Lately, around the office, forks have been disappearing. We’re not quite sure what’s happening, but it seems we buy some silverware from Chicken Alley, and the next day, all that’s left is butter knives and a few spoons. Nelson thinks we should take a page from the bank’s playbook and attach the forks to the kitchen table via chains. Until that day, we eat our monthly birthday cake with our hands, and for those of us who pack lunch in the morning, either we remember to pack a fork, or we make sure to depend on finger food.
Finger food is a glorious thing. There’s something joyful and childlike about it. Plus, in the spirit of Labor Day, which we celebrated Monday, it’s too much work sometimes to wield forks and knives. We deserve some time off from our dependance on tools.

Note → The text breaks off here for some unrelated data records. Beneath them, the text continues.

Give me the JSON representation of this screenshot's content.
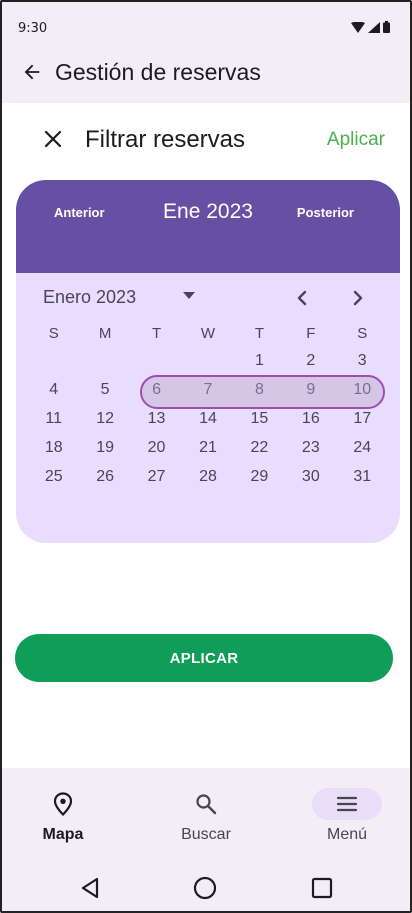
{
  "status_bar": {
    "time": "9:30"
  },
  "app_bar": {
    "title": "Gestión de reservas"
  },
  "filter": {
    "title": "Filtrar reservas",
    "apply_link": "Aplicar"
  },
  "calendar": {
    "header": {
      "prev": "Anterior",
      "month": "Ene 2023",
      "next": "Posterior"
    },
    "month_label": "Enero 2023",
    "weekdays": [
      "S",
      "M",
      "T",
      "W",
      "T",
      "F",
      "S"
    ],
    "weeks": [
      [
        "",
        "",
        "",
        "",
        "1",
        "2",
        "3"
      ],
      [
        "4",
        "5",
        "6",
        "7",
        "8",
        "9",
        "10"
      ],
      [
        "11",
        "12",
        "13",
        "14",
        "15",
        "16",
        "17"
      ],
      [
        "18",
        "19",
        "20",
        "21",
        "22",
        "23",
        "24"
      ],
      [
        "25",
        "26",
        "27",
        "28",
        "29",
        "30",
        "31"
      ]
    ],
    "selected_range": [
      "6",
      "10"
    ]
  },
  "apply_button": {
    "label": "APLICAR"
  },
  "bottom_nav": {
    "items": [
      {
        "label": "Mapa",
        "icon": "location-pin-icon",
        "active": true
      },
      {
        "label": "Buscar",
        "icon": "search-icon",
        "active": false
      },
      {
        "label": "Menú",
        "icon": "menu-icon",
        "active": false
      }
    ]
  },
  "colors": {
    "primary": "#6750a4",
    "calendar_bg": "#e9ddff",
    "apply_green": "#0f9d58",
    "apply_link_green": "#4caf50",
    "range_border": "#9c4fb0"
  }
}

I’d recommend sandwiches as the all-time best handheld meal, but I already wrote about that. I’ve also been required to give up bread these days, which calls for a little creativity when it comes to finger food. You gluten-free folks will dig these meal options. (Carb lovers, don’t worry, I’ve got something for you too).
Breakfast: The breakfast burrito is a tough thing to live without. So if you’re without tortillas for some reason, try simply turning your burrito inside out. Gather your typical burrito ingredients: I like eggs, cheddar, bacon, pico de gallo, and guacamole. Instead of rolling them in a tortilla, buy some really good deli ham (I just got some delicious Boar’s Head rosemary ham from Stop & Shop). Fry a couple slices in a pan for just a minute, and then use it to roll up your eggs, etc. Result: low carb finger food, AND a filling breakfast.
Lunch: Whether you’re brown-bagging it to work, or you’ve got little kiddies who won’t eat cafeteria food, finger food is always a good idea. You never know when the office fork-thief might strike. That’s why the agriculture gods invented lettuce. Because of its mild flavor, you can wrap basically anything in lettuce — burgers, veggies, and/or hummus. Just look for large, pliable, yet sturdy leafs. Morning Glory Farm grows some nice varieties. I like romaine for the crunchy support beam that runs through the center of the leaf.
Dinner: I have to tell you about meatza. Meatza is a creation from Melissa Joulwan’s Well Fed paleo cookbook, and it’s the ultimate meatlover’s special, because the meat is the crust! Crazy, right? Yes, but crazy delicious. You season and bake a pound of ground beef (I always get mine from Blackwater Farm), add your toppings (go wild with the cheese if you’re not actually paleo), and pop it back in the oven for a few minutes. It’s totally grain-free, but just as satisfying as actual pizza, mostly because you get to eat a chunk of meat with your fingers.
Eating out is another story. I would not recommend handling spaghetti or ice cream with your fingers, but there’s plenty of spots on Martha’s Vineyard that are fair game when it comes to eating with your hands. Think fried. Sure, you can eat fried clams with a fork if you’re a British princess worried about the paparazzi, but otherwise I say dig in, fingers first, at these Island locales:
Vineyard Haven: The Net Result for fried shrimp.
Edgartown: The Square Rigger for french fries.
Oak Bluffs: Offshore Ale for fried ravioli.
Chilmark: The Bite for fried mac and cheese.
Aquinnah: Faith’s Seafood Shack for fish tacos.
West Tisbury is lagging a little when it comes to the fried food department, but you can always grab a slice of pizza at Fella’s or a cookie at 7a.
It’s also wise to grab a couple of plastic forks when you’re out, and stash them in your desk or lunchbox. Or, if you’re like me, maybe you have an overabundance of forks in your apartment, and you just can’t imagine where they all came from. Do the noble thing, and donate a few to your workplace. Let your co-workers eat cake.